The judge had told them: "You each converted to Islam some years ago. Thereafter you were radicalised and each became an extremist, espousing a cause and views which, as has been said elsewhere, are a betrayal of Islam and of the peaceful Muslim communities who give so much to our country."
In response, Adebowale had declared "that's a lie" and "it's not a betrayal of Islam" and ranted about Britain and America.
After the killers were removed, Mr Justice Sweeney continued: "You decided between you, and in order to advance your extremist cause, to murder a soldier in public in broad daylight and to do so in a way that would generate maximum media coverage, including getting yourselves killed by armed officers who would be bound to attend the scene in the aftermath of the murder, thereby expecting you would become martyrs and gain a place in paradise."
Adebolajo and Adebowale targeted the young soldier because he was wearing a Help for Heroes top. They mowed him down in a car before hacking at his limp body with a meat cleaver and knives in an attempt to decapitate him.
Mr Justice Sweeney said: "You both exited the car armed with knives and over a period of around two to three minutes you butchered Lee Rigby; going, as you were well aware, far beyond what was needed to murder him."

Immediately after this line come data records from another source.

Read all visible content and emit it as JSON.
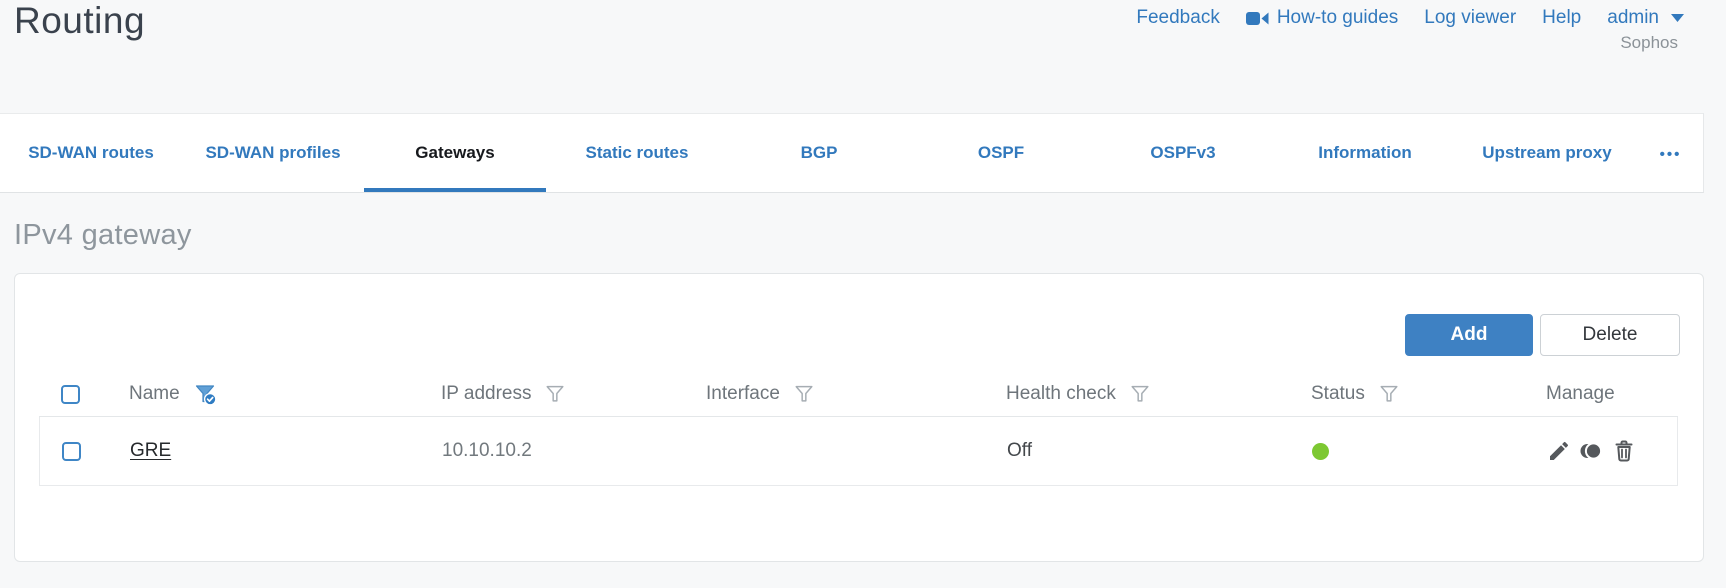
{
  "header": {
    "title": "Routing",
    "nav": {
      "feedback": "Feedback",
      "howto_guides": "How-to guides",
      "log_viewer": "Log viewer",
      "help": "Help",
      "user": "admin",
      "vendor": "Sophos"
    }
  },
  "tabs": {
    "items": [
      {
        "label": "SD-WAN routes",
        "active": false
      },
      {
        "label": "SD-WAN profiles",
        "active": false
      },
      {
        "label": "Gateways",
        "active": true
      },
      {
        "label": "Static routes",
        "active": false
      },
      {
        "label": "BGP",
        "active": false
      },
      {
        "label": "OSPF",
        "active": false
      },
      {
        "label": "OSPFv3",
        "active": false
      },
      {
        "label": "Information",
        "active": false
      },
      {
        "label": "Upstream proxy",
        "active": false
      }
    ],
    "overflow": "•••"
  },
  "section": {
    "title": "IPv4 gateway"
  },
  "toolbar": {
    "add_label": "Add",
    "delete_label": "Delete"
  },
  "table": {
    "columns": [
      {
        "label": "Name",
        "filter": "active"
      },
      {
        "label": "IP address",
        "filter": "inactive"
      },
      {
        "label": "Interface",
        "filter": "inactive"
      },
      {
        "label": "Health check",
        "filter": "inactive"
      },
      {
        "label": "Status",
        "filter": "inactive"
      },
      {
        "label": "Manage",
        "filter": "none"
      }
    ],
    "rows": [
      {
        "name": "GRE",
        "ip_address": "10.10.10.2",
        "interface": "",
        "health_check": "Off",
        "status": "up"
      }
    ]
  },
  "colors": {
    "accent_blue": "#3279bd",
    "button_blue": "#3e81c3",
    "status_up_green": "#7dc832",
    "icon_gray": "#55585c"
  }
}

Explaining his decision to give Adebolajo a whole life term, he said the killer, who has two children and four stepchildren, was the leader of the plot and had "no real prospect of rehabilitation".
Adebowale's younger age, mental health problems and lesser role meant he escaped spending the rest of his natural life behind bars.
Relatives of the soldier including his widow, his fiancee Aimee West, mother Lyn and stepfather Ian were all in court as the pair were jailed. Some had arrived at the Old Bailey with T-shirts adorned with images of Fusilier Rigby.
Following the dramatic scenes, a police family liaison officer read a statement on the family's behalf. It said: "We would like to thank the judge and the courts for handing down what we believe to be the right prison terms.
"It has brought us a lot of comfort and we feel satisfied that justice has been served for Lee."
Outside the court far-right protesters had erected two sets of mock gallows, and waved flags and chanted in the background.
The war veteran's stepfather, Ian Rigby, said: "After all he had been through in Afghanistan, all Lee was doing was just walking through London. Just seeing on the TV and seeing the violence of it you just can't comprehend. You take it all in and it doesn't click in your head."
Home Secretary Theresa May said: "Extremist behaviour will never be tolerated in Britain. While nothing can reverse the appalling crime committed last May, the significant sentences handed down today reflect this."